I guess you don’t do much reading, especially in newspapers. “At issue” is a common term used to describe the thing up for debate, that’s undecided.
Let me google that for you: http://bfy.tw/79L2
With respect Brian, isn’t DMARC is just one of the newer tools in the cat and mouse game against SPAM. It doesn’t guarantee that an email came from the real email@example.com, just that it came from a legit bigcompany.com server.
SMTP is not a reliable nor secure transport for sensitive data. Ever. You could pour 1 billion dollars into the perfect email system only to be thwarted by a recipient who plain-text pops their MTA. Bigcompany.com legit server could be sending SPAM in spades all because a user with a jailbroken iPhone (to install early release of Pokemon Go) has malware and their email credentials are floating around the dark web.

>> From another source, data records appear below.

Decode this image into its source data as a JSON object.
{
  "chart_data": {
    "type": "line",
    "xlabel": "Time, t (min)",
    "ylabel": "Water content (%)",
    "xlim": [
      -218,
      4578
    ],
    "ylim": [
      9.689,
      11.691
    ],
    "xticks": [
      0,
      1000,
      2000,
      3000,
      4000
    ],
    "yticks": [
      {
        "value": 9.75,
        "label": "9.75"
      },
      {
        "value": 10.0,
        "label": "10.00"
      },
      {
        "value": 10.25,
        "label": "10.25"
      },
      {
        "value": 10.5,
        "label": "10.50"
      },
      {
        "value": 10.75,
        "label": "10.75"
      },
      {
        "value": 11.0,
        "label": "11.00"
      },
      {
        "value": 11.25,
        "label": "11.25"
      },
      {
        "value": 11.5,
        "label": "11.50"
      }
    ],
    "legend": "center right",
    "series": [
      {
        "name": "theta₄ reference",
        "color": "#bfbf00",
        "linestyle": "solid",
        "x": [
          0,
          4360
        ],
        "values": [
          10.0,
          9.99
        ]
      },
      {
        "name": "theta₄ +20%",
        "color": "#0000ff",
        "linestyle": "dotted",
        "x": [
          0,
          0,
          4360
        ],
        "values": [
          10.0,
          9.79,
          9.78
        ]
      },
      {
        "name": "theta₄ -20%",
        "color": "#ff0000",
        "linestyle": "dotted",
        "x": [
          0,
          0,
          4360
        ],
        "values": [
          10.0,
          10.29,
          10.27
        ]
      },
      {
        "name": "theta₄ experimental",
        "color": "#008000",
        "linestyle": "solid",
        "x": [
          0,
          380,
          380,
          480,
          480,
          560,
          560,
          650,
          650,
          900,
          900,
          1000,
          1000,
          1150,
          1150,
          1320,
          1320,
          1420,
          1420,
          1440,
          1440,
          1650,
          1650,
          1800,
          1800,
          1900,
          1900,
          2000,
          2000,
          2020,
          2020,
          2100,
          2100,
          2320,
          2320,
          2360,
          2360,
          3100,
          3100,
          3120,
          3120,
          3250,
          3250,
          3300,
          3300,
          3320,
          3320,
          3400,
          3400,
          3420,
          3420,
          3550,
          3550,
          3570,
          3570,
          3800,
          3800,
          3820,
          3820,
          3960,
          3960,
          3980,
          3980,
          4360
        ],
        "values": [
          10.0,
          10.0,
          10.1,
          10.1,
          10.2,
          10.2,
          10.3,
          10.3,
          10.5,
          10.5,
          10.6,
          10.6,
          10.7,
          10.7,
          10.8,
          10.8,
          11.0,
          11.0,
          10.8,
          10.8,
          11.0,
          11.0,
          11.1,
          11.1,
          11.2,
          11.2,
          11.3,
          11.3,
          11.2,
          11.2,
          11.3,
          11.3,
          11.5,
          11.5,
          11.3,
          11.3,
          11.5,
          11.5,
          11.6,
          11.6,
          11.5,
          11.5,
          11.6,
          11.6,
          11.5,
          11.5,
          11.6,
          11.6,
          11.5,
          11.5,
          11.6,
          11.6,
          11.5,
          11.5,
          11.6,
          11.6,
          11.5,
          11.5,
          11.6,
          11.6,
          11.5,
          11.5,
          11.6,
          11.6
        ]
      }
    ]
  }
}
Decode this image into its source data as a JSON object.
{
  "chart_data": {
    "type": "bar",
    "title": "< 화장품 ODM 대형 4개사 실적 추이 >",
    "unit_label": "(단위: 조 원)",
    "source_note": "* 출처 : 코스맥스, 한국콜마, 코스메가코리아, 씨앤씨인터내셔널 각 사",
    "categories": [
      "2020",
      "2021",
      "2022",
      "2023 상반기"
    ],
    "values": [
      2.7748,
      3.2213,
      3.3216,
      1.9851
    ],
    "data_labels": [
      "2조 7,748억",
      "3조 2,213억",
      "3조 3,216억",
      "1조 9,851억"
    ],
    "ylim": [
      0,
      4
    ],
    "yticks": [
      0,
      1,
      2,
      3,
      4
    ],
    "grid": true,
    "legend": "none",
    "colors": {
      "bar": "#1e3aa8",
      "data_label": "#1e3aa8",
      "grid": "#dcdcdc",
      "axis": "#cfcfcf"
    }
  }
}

Another thing I thought was that you’re testing the public facing website domains only. For presidential candidats, I’d expect their security team to at least have suggested using a domain that’s less known out of official circles for sensitive email. That said though, you’re probably right, just don’t take it for granted.
If you want to authenticate a sender and it’s content, they should either sign or encrypt it within the SMTP wrapper. We’re going to have to use this method until an acceptable Secure SMTP protocol RFC is submit.